What can we do to help them/protect us? What about a longer waiting period for guns?

Whenever registering guns is suggested, people usually bring up that guns were registered in Nazi Germany. Well - it seems to me that if by registering weapons we can save just one life, it would be worth it. If we added technology to only allow one person to use a gun - it would be worth it. Yes, Nazi Germany was full of horrors. They did many evil things that can't even be listed in this blog or anywhere.

But that taint/stigma shouldn't stop a national conversation about gun violence. And if registering guns is a possible solution, we should look into it.

We can keep our liberty, but also protect our families. The chances of most people being involved in such shootings are very rare. A little like the flammable toddler pajamas - you are more likely to die in a car accident. But they happen. And they seem to be happening more often. These deadly shootings will continue to happen unless we start a conversation about it and change how we handle this issue.


C. L. Hanson said...

Even if gun control is desirable, it would be extremely difficult to implement at this point. There are just too many guns already in circulation, and a typical gun-owner would not surrender them willingly. It might be a good halfway measure to at least require gun safety lessons (in school) including accurate information about how owning a firearm affects the chances that you or a family member will get shot.
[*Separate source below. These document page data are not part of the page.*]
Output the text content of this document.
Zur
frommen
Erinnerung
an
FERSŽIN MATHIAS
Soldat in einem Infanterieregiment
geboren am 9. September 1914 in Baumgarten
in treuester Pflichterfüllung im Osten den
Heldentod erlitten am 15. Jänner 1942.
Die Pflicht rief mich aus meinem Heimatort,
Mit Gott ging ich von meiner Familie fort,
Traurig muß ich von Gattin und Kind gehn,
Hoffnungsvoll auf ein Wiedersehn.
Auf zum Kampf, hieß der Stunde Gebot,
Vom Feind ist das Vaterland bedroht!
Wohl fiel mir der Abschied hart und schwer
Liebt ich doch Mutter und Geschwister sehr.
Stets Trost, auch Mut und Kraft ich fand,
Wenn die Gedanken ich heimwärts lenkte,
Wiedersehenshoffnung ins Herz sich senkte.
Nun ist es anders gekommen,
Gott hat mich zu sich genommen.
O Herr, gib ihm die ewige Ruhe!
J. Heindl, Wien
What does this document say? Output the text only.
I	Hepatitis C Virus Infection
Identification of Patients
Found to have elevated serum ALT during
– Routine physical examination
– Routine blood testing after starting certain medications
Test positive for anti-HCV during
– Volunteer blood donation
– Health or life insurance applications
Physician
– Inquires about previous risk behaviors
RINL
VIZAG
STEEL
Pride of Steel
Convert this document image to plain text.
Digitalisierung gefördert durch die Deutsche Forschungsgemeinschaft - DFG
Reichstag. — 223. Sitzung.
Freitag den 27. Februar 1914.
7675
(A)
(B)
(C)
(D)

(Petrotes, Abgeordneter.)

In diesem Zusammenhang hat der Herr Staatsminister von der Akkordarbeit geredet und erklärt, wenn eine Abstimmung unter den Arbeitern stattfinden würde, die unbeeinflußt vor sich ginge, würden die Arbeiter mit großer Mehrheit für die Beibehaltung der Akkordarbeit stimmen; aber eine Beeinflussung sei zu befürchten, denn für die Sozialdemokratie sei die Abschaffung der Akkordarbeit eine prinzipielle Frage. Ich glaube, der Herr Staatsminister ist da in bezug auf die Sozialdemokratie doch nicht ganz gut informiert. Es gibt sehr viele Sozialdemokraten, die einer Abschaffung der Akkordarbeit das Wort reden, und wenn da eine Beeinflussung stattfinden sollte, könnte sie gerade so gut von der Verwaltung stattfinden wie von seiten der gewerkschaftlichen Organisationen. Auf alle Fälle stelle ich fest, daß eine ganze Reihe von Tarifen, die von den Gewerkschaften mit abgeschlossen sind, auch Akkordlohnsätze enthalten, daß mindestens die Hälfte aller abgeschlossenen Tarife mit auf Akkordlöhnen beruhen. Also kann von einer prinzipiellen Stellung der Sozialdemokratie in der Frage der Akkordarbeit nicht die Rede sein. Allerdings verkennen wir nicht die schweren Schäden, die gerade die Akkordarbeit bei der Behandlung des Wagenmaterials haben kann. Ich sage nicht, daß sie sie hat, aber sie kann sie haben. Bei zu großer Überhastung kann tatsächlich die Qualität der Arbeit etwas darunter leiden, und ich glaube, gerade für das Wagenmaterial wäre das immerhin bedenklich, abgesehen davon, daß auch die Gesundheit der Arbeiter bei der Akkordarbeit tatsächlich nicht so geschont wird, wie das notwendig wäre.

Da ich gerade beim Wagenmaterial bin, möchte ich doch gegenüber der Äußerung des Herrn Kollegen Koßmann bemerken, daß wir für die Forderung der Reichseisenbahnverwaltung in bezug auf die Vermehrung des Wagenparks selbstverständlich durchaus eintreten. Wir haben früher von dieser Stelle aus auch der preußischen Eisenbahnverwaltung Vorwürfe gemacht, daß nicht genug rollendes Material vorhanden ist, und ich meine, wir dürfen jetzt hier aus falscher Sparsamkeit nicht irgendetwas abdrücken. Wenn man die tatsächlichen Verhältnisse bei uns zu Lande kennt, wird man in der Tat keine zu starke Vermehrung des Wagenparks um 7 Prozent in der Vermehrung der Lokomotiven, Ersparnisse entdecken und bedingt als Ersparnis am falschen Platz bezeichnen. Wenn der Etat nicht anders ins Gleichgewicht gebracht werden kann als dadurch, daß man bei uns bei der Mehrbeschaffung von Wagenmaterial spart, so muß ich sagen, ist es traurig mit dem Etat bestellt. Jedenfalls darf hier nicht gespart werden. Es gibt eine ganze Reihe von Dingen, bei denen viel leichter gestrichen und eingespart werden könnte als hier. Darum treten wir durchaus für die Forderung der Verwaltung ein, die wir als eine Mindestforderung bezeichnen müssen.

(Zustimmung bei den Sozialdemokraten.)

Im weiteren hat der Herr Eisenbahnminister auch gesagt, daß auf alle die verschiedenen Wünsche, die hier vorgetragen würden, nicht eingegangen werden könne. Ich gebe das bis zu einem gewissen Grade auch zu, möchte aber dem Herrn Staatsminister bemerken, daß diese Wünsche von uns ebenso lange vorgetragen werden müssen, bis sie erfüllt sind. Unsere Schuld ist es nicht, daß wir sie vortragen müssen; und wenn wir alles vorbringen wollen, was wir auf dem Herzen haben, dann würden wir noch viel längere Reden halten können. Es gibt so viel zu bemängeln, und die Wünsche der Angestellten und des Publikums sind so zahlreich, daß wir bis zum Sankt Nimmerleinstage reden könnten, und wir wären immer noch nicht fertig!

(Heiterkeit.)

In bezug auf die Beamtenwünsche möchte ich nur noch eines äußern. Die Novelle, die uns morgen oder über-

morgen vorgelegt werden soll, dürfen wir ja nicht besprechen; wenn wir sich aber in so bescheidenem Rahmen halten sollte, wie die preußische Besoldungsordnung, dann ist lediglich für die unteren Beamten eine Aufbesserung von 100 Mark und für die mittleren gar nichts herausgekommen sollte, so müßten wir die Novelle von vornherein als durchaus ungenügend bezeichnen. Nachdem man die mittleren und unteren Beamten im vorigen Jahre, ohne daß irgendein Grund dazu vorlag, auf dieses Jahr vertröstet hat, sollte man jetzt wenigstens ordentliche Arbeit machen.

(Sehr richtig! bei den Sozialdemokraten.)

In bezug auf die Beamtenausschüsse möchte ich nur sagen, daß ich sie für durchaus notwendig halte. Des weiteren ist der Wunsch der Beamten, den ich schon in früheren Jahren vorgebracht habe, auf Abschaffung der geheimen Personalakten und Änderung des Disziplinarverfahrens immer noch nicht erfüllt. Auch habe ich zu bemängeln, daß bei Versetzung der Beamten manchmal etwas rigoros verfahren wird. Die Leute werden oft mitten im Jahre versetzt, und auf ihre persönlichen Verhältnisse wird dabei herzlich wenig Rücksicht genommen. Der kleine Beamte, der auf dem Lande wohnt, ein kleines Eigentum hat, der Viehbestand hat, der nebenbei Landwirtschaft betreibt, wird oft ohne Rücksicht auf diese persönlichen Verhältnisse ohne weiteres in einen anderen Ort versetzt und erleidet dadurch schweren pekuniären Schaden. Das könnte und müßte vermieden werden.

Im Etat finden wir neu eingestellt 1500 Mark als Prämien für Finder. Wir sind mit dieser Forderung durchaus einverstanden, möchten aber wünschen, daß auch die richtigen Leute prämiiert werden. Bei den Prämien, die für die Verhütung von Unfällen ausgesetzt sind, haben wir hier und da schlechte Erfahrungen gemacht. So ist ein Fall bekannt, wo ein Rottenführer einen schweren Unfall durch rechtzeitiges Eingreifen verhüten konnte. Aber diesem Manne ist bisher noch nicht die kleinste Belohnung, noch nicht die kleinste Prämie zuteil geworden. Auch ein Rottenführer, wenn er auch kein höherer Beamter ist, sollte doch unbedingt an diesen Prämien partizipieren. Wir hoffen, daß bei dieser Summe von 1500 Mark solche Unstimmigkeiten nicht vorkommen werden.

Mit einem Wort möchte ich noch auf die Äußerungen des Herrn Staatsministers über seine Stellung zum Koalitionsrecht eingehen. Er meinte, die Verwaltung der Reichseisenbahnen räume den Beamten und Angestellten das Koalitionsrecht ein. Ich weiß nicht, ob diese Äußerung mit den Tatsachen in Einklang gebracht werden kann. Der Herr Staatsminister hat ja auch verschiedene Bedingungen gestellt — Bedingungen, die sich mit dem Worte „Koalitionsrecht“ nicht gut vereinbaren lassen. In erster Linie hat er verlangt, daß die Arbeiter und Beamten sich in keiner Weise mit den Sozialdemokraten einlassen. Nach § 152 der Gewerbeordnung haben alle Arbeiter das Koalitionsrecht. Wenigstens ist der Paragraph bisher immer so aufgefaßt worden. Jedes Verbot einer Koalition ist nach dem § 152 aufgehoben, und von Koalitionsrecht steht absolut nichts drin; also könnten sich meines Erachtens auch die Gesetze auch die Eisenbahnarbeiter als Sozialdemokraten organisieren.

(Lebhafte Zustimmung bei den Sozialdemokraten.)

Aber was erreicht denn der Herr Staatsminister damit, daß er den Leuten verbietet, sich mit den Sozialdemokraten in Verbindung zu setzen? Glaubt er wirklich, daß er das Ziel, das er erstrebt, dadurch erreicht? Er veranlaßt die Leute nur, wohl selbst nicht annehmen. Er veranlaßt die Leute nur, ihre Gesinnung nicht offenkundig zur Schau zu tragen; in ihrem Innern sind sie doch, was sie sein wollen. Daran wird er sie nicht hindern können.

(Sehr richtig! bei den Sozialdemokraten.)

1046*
This plan wouldn't protect you from being shot by a paranoid schizophrenic, but it might decrease the probablity of getting shot by a kid whose parents didn't know better than to leave a gun lying around the house...

Aerin said...

Thanks chanson. It's true, there are a lot of guns lying around. It would be nice if there were some sort of "turn in your gun for cash" program here in the states (like we did/do in Iraq/Afganistan).

I agree with your points - I don't know why gun safety isn't taught in school. I certainly learned a ton of safety type information in driver's ed - and automobiles are incredibly dangerous in their own right.